Les druides, garants de l’unité celtique

Druide

Article de Marie-Pierre Bardou

Je suis l’auteur de 17 romans (dont une saga historique de huit tomes) et deux guides pratiques relatifs à l'écriture, publiés depuis 2012 aux Éditions Hélène Jacob. Parallèlement, je suis rédactrice, correctrice et écrivain public depuis 2011, ainsi que formatrice et coach en écriture depuis 2021.

Catégorie "Histoire"

14 Déc 2014

Dans l’imaginaire collectif, le druide est ce personnage barbu et chevelu, avec sa serpe d’or et sa longue toge grise, qui tourne autour du gui sacré en marmonnant des incantations barbares… Ne cherchez pas, vous avez Merlin en tête ! 🙂

Le druide celtique n’a rien d’un mythe ni d’une légende. C’est un personnage historique, bien réel, dont l’influence est encore tangible de nos jours en Irlande. Je l’ai découvert en effectuant mes recherches pour le 1er tome de Dia Linn, Terra Mahurr, le livre d’Eileen.

L’histoire d’Eileen, fille de cottiers irlandais dans le beau conté du Kerry, se déroule bien après le déclin, et l’éradication, des druides. Mais toutes les légendes, les coutumes, l’état d’esprit reflètent encore l’influence des anciens dieux d’Irlande et leurs serviteurs…

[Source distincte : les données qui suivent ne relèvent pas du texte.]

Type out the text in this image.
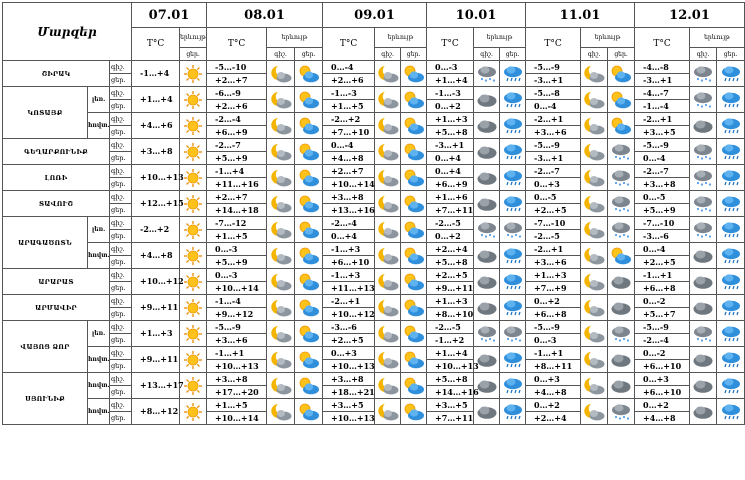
Մարզեր			07.01		08.01			09.01			10.01			11.01			12.01		
			T°C	երևույթ	T°C	երևույթ		T°C	երևույթ		T°C	երևույթ		T°C	երևույթ		T°C	երևույթ	
				ցեր.		գիշ.	ցեր.		գիշ.	ցեր.		գիշ.	ցեր.		գիշ.	ցեր.		գիշ.	ցեր.
ՇԻՐԱԿ		գիշ.	-1…+4		-5…-10			0…-4			0…-3			-5…-9			-4…-8	

		ցեր.			+2…+7			+2…+6			+1…+4			-3…+1			-3…+1		
ԿՈՏԱՅՔ	լեռ.	գիշ.	+1…+4		-6…-9			-1…-3			-1…-3			-5…-8			-4…-7	

		ցեր.			+2…+6			+1…+5			0…+2			0…-4			-1…-4		
	հովտ.	գիշ.	+4…+6		-2…-4			-2…+2			+1…+3			-2…+1			-2…+1	

		ցեր.			+6…+9			+7…+10			+5…+8			+3…+6			+3…+5		
ԳԵՂԱՐՔՈՒՆԻՔ		գիշ.	+3…+8		-2…-7			0…-4			-3…+1			-5…-9			-5…-9	

		ցեր.			+5…+9			+4…+8			0…+4			-3…+1			0…-4		
ԼՈՌԻ		գիշ.	+10…+13		-1…+4			+2…+7			0…+4			-2…-7			-2…-7	

		ցեր.			+11…+16			+10…+14			+6…+9			0…+3			+3…+8		
ՏԱՎՈՒՇ		գիշ.	+12…+15		+2…+7			+3…+8			+1…+6			0…-5			0…-5	

		ցեր.			+14…+18			+13…+16			+7…+11			+2…+5			+5…+9		
ԱՐԱԳԱԾՈՏՆ	լեռ.	գիշ.	-2…+2		-7…-12			-2…-4			-2…-5			-7…-10			-7…-10	

		ցեր.			+1…+5			0…+4			0…+2			-2…-5			-3…-6		
	հովտ.	գիշ.	+4…+8		0…-3			-1…+3			+2…+4			-2…+1			0…-4	

		ցեր.			+5…+9			+6…+10			+5…+8			+3…+6			+2…+5		
ԱՐԱՐԱՏ		գիշ.	+10…+12		0…-3			-1…+3			+2…+5			+1…+3			-1…+1	

		ցեր.			+10…+14			+11…+13			+9…+11			+7…+9			+6…+8		
ԱՐՄԱՎԻՐ		գիշ.	+9…+11		-1…-4			-2…+1			+1…+3			0…+2			0…-2	

		ցեր.			+9…+12			+10…+12			+8…+10			+6…+8			+5…+7		
ՎԱՅՈՑ ՁՈՐ	լեռ.	գիշ.	+1…+3		-5…-9			-3…-6			-2…-5			-5…-9			-5…-9	

		ցեր.			+3…+6			+2…+5			-1…+2			0…-3			-2…-4		
	հովտ.	գիշ.	+9…+11		-1…+1			0…+3			+1…+4			-1…+1			0…-2	

		ցեր.			+10…+13			+10…+13			+10…+13			+8…+11			+6…+10		
ՍՅՈՒՆԻՔ	հովտ.	գիշ.	+13…+17		+3…+8			+3…+8			+5…+8			0…+3			0…+3	

		ցեր.			+17…+20			+18…+21			+14…+16			+4…+8			+6…+10		
	հովտ.	գիշ.	+8…+12		+1…+5			+3…+5			+3…+5			0…+2			0…+2	

		ցեր.			+10…+14			+10…+13			+7…+11			+2…+4			+4…+8		
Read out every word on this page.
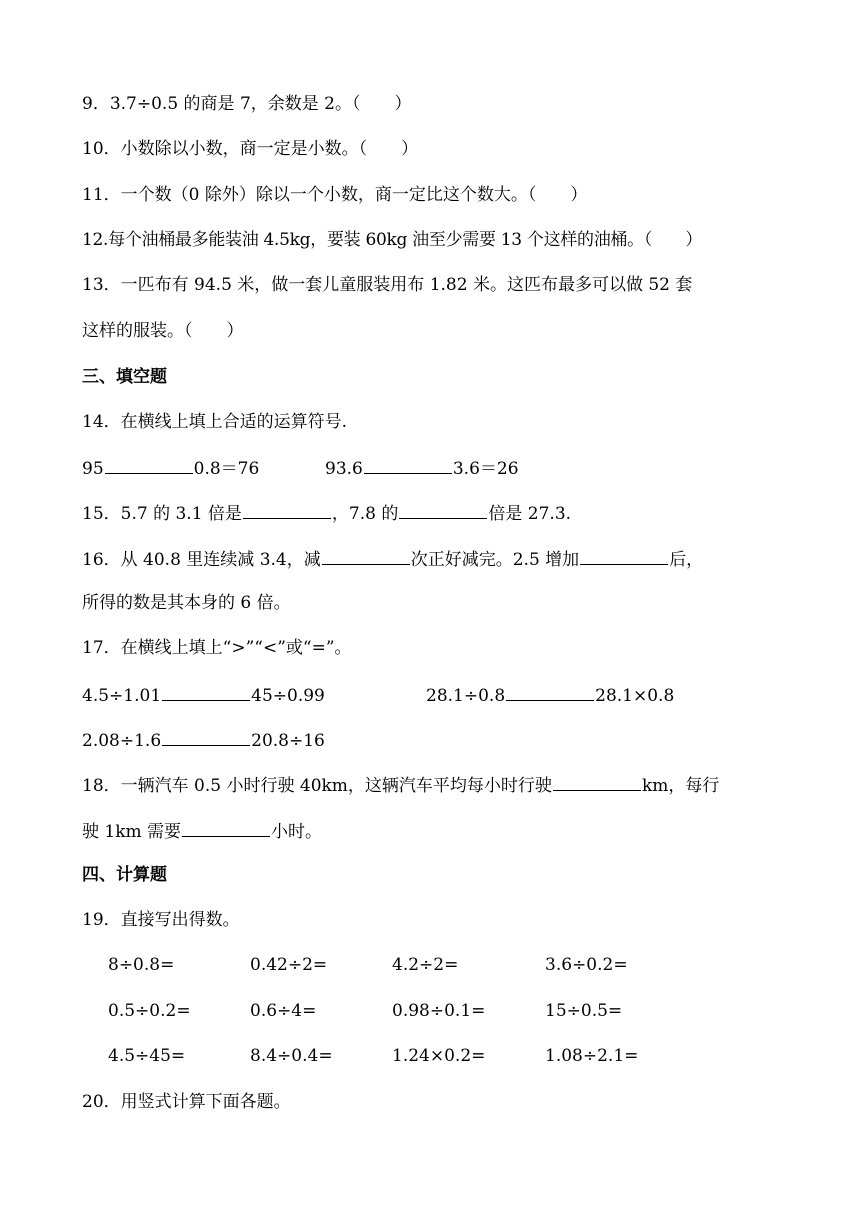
9．3.7÷0.5 的商是 7，余数是 2。（　　）
10．小数除以小数，商一定是小数。（　　）
11．一个数（0 除外）除以一个小数，商一定比这个数大。（　　）
12.每个油桶最多能装油 4.5kg，要装 60kg 油至少需要 13 个这样的油桶。（　　）
13．一匹布有 94.5 米，做一套儿童服装用布 1.82 米。这匹布最多可以做 52 套
这样的服装。（　　）
三、填空题
14．在横线上填上合适的运算符号.
95	0.8＝76	93.6	3.6＝26
15．5.7 的 3.1 倍是	，7.8 的	倍是 27.3.
16．从 40.8 里连续减 3.4，减	次正好减完。2.5 增加	后，
所得的数是其本身的 6 倍。
17．在横线上填上“>”“<”或“=”。
4.5÷1.01	45÷0.99	28.1÷0.8	28.1×0.8
2.08÷1.6	20.8÷16
18．一辆汽车 0.5 小时行驶 40km，这辆汽车平均每小时行驶	km，每行
驶 1km 需要	小时。
四、计算题
19．直接写出得数。
8÷0.8=	0.42÷2=	4.2÷2=	3.6÷0.2=
0.5÷0.2=	0.6÷4=	0.98÷0.1=	15÷0.5=
4.5÷45=	8.4÷0.4=	1.24×0.2=	1.08÷2.1=
20．用竖式计算下面各题。
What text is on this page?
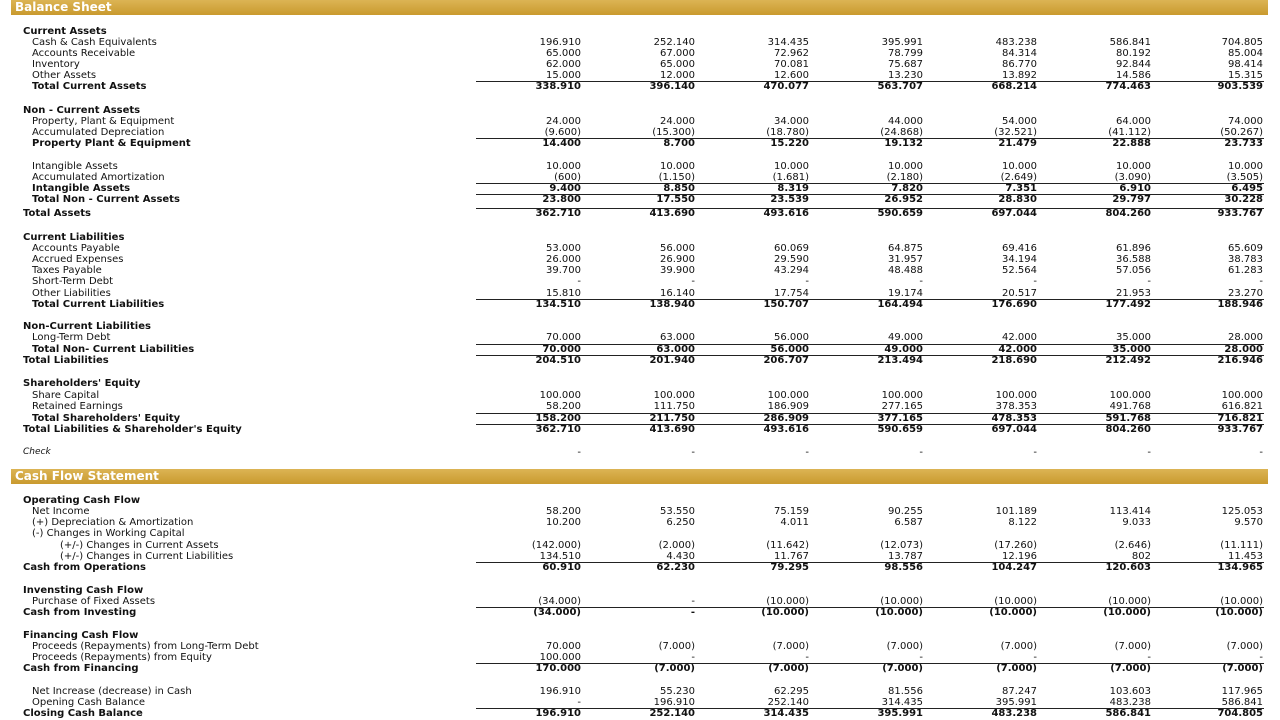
Balance Sheet
Current Assets
Cash & Cash Equivalents	196.910	252.140	314.435	395.991	483.238	586.841	704.805
Accounts Receivable	65.000	67.000	72.962	78.799	84.314	80.192	85.004
Inventory	62.000	65.000	70.081	75.687	86.770	92.844	98.414
Other Assets	15.000	12.000	12.600	13.230	13.892	14.586	15.315
Total Current Assets	338.910	396.140	470.077	563.707	668.214	774.463	903.539
Non - Current Assets
Property, Plant & Equipment	24.000	24.000	34.000	44.000	54.000	64.000	74.000
Accumulated Depreciation	(9.600)	(15.300)	(18.780)	(24.868)	(32.521)	(41.112)	(50.267)
Property Plant & Equipment	14.400	8.700	15.220	19.132	21.479	22.888	23.733
Intangible Assets	10.000	10.000	10.000	10.000	10.000	10.000	10.000
Accumulated Amortization	(600)	(1.150)	(1.681)	(2.180)	(2.649)	(3.090)	(3.505)
Intangible Assets	9.400	8.850	8.319	7.820	7.351	6.910	6.495
Total Non - Current Assets	23.800	17.550	23.539	26.952	28.830	29.797	30.228
Total Assets	362.710	413.690	493.616	590.659	697.044	804.260	933.767
Current Liabilities
Accounts Payable	53.000	56.000	60.069	64.875	69.416	61.896	65.609
Accrued Expenses	26.000	26.900	29.590	31.957	34.194	36.588	38.783
Taxes Payable	39.700	39.900	43.294	48.488	52.564	57.056	61.283
Short-Term Debt	-	-	-	-	-	-	-
Other Liabilities	15.810	16.140	17.754	19.174	20.517	21.953	23.270
Total Current Liabilities	134.510	138.940	150.707	164.494	176.690	177.492	188.946
Non-Current Liabilities
Long-Term Debt	70.000	63.000	56.000	49.000	42.000	35.000	28.000
Total Non- Current Liabilities	70.000	63.000	56.000	49.000	42.000	35.000	28.000
Total Liabilities	204.510	201.940	206.707	213.494	218.690	212.492	216.946
Shareholders' Equity
Share Capital	100.000	100.000	100.000	100.000	100.000	100.000	100.000
Retained Earnings	58.200	111.750	186.909	277.165	378.353	491.768	616.821
Total Shareholders' Equity	158.200	211.750	286.909	377.165	478.353	591.768	716.821
Total Liabilities & Shareholder's Equity	362.710	413.690	493.616	590.659	697.044	804.260	933.767
Check	-	-	-	-	-	-	-
Cash Flow Statement
Operating Cash Flow
Net Income	58.200	53.550	75.159	90.255	101.189	113.414	125.053
(+) Depreciation & Amortization	10.200	6.250	4.011	6.587	8.122	9.033	9.570
(-) Changes in Working Capital
(+/-) Changes in Current Assets	(142.000)	(2.000)	(11.642)	(12.073)	(17.260)	(2.646)	(11.111)
(+/-) Changes in Current Liabilities	134.510	4.430	11.767	13.787	12.196	802	11.453
Cash from Operations	60.910	62.230	79.295	98.556	104.247	120.603	134.965
Invensting Cash Flow
Purchase of Fixed Assets	(34.000)	-	(10.000)	(10.000)	(10.000)	(10.000)	(10.000)
Cash from Investing	(34.000)	-	(10.000)	(10.000)	(10.000)	(10.000)	(10.000)
Financing Cash Flow
Proceeds (Repayments) from Long-Term Debt	70.000	(7.000)	(7.000)	(7.000)	(7.000)	(7.000)	(7.000)
Proceeds (Repayments) from Equity	100.000	-	-	-	-	-	-
Cash from Financing	170.000	(7.000)	(7.000)	(7.000)	(7.000)	(7.000)	(7.000)
Net Increase (decrease) in Cash	196.910	55.230	62.295	81.556	87.247	103.603	117.965
Opening Cash Balance	-	196.910	252.140	314.435	395.991	483.238	586.841
Closing Cash Balance	196.910	252.140	314.435	395.991	483.238	586.841	704.805
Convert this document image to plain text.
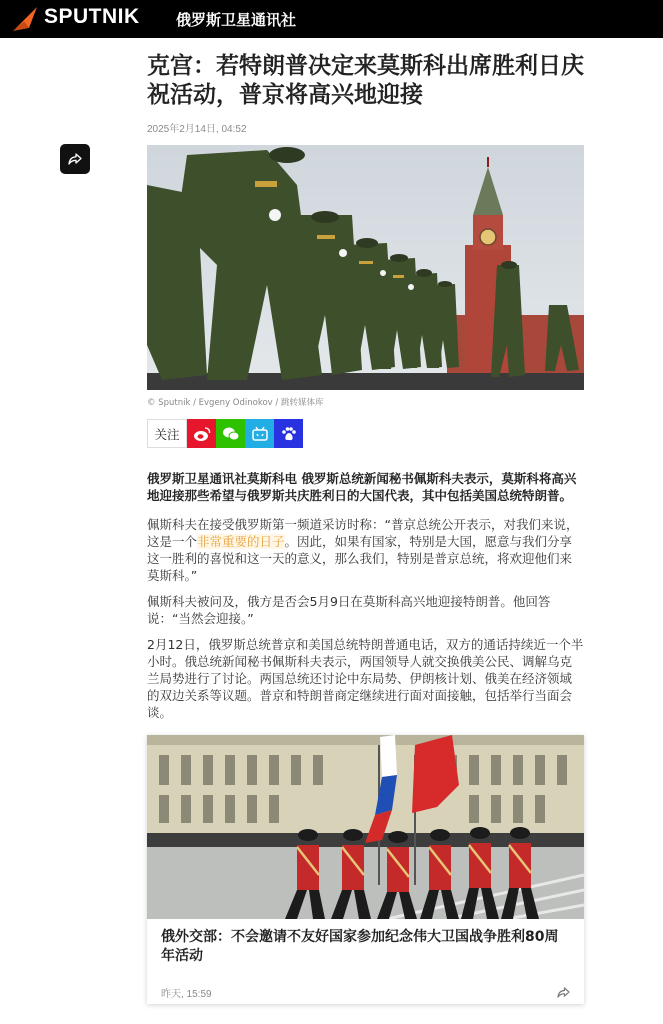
SPUTNIK 俄罗斯卫星通讯社
克宫：若特朗普决定来莫斯科出席胜利日庆祝活动，普京将高兴地迎接
2025年2月14日, 04:52
© Sputnik / Evgeny Odinokov / 跳转媒体库
关注

俄罗斯卫星通讯社莫斯科电 俄罗斯总统新闻秘书佩斯科夫表示，莫斯科将高兴地迎接那些希望与俄罗斯共庆胜利日的大国代表，其中包括美国总统特朗普。

佩斯科夫在接受俄罗斯第一频道采访时称：“普京总统公开表示，对我们来说，这是一个非常重要的日子。因此，如果有国家，特别是大国，愿意与我们分享这一胜利的喜悦和这一天的意义，那么我们，特别是普京总统，将欢迎他们来莫斯科。”

佩斯科夫被问及，俄方是否会5月9日在莫斯科高兴地迎接特朗普。他回答说：“当然会迎接。”

2月12日，俄罗斯总统普京和美国总统特朗普通电话，双方的通话持续近一个半小时。俄总统新闻秘书佩斯科夫表示，两国领导人就交换俄美公民、调解乌克兰局势进行了讨论。两国总统还讨论中东局势、伊朗核计划、俄美在经济领域的双边关系等议题。普京和特朗普商定继续进行面对面接触，包括举行当面会谈。

俄外交部：不会邀请不友好国家参加纪念伟大卫国战争胜利80周年活动
昨天, 15:59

Aux temps anciens, l’Irlande était une île sans roi, mais non sans dieux. Les Tuatha Dé Danann, la tribu des enfants de la déesse Dana, régnaient sans partage avant d’être évincés par les fils de Mile, l’ancêtre des Gaëls. Les conquérants donnèrent à l’île le nom d’Erin, en l’honneur de la déesse Eriu ; tandis que les dieux vaincus se réfugièrent dans les sidh.

Parmi les réfugiés, il y avait le Dagda : le dieu-druide, décrit comme un ogre paillard aux multiples conquêtes amoureuses, guerrier puissant régnant sur le temps, l’éternité et les éléments.

Avant l’arrivée de Saint Patrick et l’évangélisation de l’île, les druides étaient médecins, devins, savants, artistes, prêtres ; parfois même juristes. Le druidisme était davantage un sacerdoce qu’une carrière : chaque apprenti passait des décennies entières à étudier – l’astronomie, la pharmacologie, la poésie, le droit… – avant de transmettre son savoir à un autre apprenti.

L’Irlande était alors gouvernée par des clans familiaux plus ou moins puissants, plus ou moins influents… et qui se livraient des guerres incessantes pour étendre leur territoire. Il y avait bien un haut roi, celui de Tara ; mais il s’agissait davantage d’un roi de papier qu’autre chose: il n’avait presque aucun pouvoir pour arbitrer les querelles de ses seigneurs. Il faut avouer que leur goût pour la guerre et la bataille les conduisait à se f… sur la gueule en permanence ! 😉Bundle - Dia Linn 1-3

Les druides, et également les brehons – les juristes, car l’Irlande était dotée d’un système pénal très complexe – étaient les uniques garants de la fragile unité celtique. Ils transmettaient leur savoir oralement, car l’écrit était sacré et réservé aux dieux : ils écrivaient en ogham, que seuls les initiés maîtrisaient.

Lorsque l’église catholique s’implanta en Irlande, leur premier soin fut d’écarter les druides : trop individualiste, fragilisée par les guerres de clans, l’unité celte ne résisterait pas longtemps à la disparition de ses seuls gardiens.

Pourchassé, le druide rentra dans la clandestinité, devint proscrit, ermite. Ou alors, il se fondit dans la religion maintenant bien établie et devint prêtre. Il ne resta plus que les bardes, les poètes, les conteurs – les Seanchaí, ceux qui racontaient les légendes mais ne savaient plus déchiffrer les mystères de la Terre, du Ciel et de l’écriture sacrée.